Balestriere PLLC v Ray 2025 NY Slip Op 34005(U) October 15, 2025 Supreme Court, New York County Docket Number: Index No. 154425/2023 Judge: Mary V. Rosado is a multiple attorney v. client fee and Judiciary Law 487 claim which was dismissed this month. We wonder whether Urias v. Daniel P. Buttafuoco & Associates, 41 N.Y.3d 560, 568 (2024) was considered?
“Plaintiff is a law firm that formerly represented Ray in a litany of lawsuits against Ray’s ex-wife. As alleged in the Complaint, Ray retained Plaintiff on October 3, 2010, and Plaintiff continued to represent Ray until January 2016. As a result of that litigation, a judge issued sanctions in favor of Ray’s ex-wife and against Plaintiff. Plaintiff settled the sanctions order against it. Ray fired Plaintiff, retained another firm, and appealed the sanctions order, which the First Department reversed. As Plaintiff no longer represented Ray, Plaintiff issued a final invoice, which Ray allegedly refused to pay.”
“After a jury trial, the jury returned a verdict in favor of Plaintiff on Ray’s unpaid legal fees and dismissed all of Ray’s claims against Plaintiff. Ray appealed to the Second Circuit, which affirmed the jury’s findings (see Ray v Fariello, 2024 WL 390293 [2d Cir 2024]). During the pendency of the appeal before the Second Circuit, Plaintiff sued Defendants in New York State Court for malicious prosecution, tortious interference with prospective business relations, and Judiciary Law § 487. Defendants move to dismiss and seek the imposition of sanctions. Defendants’ motion is granted in part and denied in part.”
“Plaintiffs Judiciary Law§ 487 claim is dismissed. It is well established that a violation of Judiciary Law § 487 does not give rise to a separate plenary action but must be brought in the action where the alleged deceit or misconduct in violation of the statute occurred, in this case, in the Southern District of New York (see Chibcha Restaurant, Inc. v David A. Kaminsky & Associates, P.C., 102 AD3d 544, 545 [1st Dept 2013] quoting Yalkowsky v Century Apartments Associates, 215 AD2d 214 [1st Dept 1995]; see also Menitzky v Owen, 19 AD3d 201 [1st Dept 2005]). Plaintiff likewise could have sought sanctions against Defendants in the underlying action for what it deemed to be inappropriate or deceitful comments made during closings. Therefore, this branch of Defendants’ motion is granted.”

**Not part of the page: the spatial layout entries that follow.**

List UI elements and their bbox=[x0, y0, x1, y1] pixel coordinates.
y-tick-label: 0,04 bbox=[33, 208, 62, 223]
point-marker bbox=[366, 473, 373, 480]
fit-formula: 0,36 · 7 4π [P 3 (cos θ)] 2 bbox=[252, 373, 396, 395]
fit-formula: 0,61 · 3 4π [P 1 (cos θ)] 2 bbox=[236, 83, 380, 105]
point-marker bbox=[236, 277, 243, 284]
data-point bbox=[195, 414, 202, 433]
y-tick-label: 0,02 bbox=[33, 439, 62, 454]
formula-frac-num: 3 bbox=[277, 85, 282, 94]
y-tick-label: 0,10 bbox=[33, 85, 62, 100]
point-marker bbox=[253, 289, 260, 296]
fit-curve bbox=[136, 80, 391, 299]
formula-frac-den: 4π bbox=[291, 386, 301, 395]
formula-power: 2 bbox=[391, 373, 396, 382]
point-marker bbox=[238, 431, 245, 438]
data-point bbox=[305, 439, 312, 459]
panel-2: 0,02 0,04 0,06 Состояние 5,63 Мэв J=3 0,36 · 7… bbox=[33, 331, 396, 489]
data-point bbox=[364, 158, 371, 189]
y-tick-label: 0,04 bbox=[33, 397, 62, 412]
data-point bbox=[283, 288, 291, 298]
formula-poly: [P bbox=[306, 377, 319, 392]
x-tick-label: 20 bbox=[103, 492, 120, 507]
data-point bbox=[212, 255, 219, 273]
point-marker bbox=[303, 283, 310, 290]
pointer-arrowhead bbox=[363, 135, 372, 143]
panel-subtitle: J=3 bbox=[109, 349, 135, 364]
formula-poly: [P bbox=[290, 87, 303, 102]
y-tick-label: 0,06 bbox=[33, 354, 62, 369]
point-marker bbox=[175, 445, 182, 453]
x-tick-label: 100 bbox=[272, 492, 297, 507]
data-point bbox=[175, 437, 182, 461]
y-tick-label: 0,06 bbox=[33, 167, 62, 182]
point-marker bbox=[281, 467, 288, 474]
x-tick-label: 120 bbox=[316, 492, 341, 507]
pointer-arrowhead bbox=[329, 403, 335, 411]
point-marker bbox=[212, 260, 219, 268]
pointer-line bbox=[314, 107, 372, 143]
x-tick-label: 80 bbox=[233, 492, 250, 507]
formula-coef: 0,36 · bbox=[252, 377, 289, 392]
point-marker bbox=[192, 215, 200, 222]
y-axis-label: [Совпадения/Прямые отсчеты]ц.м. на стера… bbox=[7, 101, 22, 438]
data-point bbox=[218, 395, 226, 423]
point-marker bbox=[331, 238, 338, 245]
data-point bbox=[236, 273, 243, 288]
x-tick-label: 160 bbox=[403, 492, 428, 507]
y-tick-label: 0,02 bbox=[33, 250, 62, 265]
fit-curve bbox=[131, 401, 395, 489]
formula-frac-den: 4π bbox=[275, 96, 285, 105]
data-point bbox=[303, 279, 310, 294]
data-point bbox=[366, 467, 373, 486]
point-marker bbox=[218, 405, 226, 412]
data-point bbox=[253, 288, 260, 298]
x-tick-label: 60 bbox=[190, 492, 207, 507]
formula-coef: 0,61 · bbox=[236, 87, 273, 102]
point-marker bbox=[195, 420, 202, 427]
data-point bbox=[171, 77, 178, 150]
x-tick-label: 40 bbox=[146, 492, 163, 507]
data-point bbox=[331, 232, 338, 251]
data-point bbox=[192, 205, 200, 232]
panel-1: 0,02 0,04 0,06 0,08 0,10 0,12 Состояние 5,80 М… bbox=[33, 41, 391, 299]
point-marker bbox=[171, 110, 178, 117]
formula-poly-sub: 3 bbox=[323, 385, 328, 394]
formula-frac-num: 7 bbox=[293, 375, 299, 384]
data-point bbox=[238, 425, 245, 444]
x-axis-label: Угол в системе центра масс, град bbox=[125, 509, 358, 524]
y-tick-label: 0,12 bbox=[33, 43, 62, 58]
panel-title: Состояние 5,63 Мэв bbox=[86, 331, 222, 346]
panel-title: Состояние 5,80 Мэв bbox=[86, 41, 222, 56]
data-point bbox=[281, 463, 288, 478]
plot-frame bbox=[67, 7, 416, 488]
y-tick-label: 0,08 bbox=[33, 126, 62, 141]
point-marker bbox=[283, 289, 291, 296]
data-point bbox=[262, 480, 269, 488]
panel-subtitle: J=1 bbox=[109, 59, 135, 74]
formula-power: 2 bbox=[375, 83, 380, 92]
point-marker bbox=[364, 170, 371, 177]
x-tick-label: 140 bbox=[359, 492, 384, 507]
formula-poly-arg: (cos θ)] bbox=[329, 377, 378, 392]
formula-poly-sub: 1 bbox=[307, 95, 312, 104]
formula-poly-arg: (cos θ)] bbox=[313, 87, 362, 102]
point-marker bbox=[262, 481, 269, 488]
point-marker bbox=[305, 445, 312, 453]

From Urias: “[1] We conclude, however, that section 487 authorizes a plenary action for attorney deceit under these circumstances. The text of the statute allows recovery of treble damages “in a civil action” where “[a]n attorney . . . [i]s guilty of any deceit or collusion . . . with intent to deceive the court or any party” (Judiciary Law § 487). The phrase “in a civil action” is most naturally read to include a plenary action. Notably, the provision does not differentiate between an action that might undermine or undo a final judgment and one that does not, or between allegations of fraud that are intrinsic to the underlying action, as opposed to extrinsic. Interpreting the statute to permit a plenary action where the remedy would not entail undermining a final judgment (for example, when the deceit harms a prevailing party), but deny one where a final judgment could be impaired, would require us to rewrite the statute. That we cannot do.”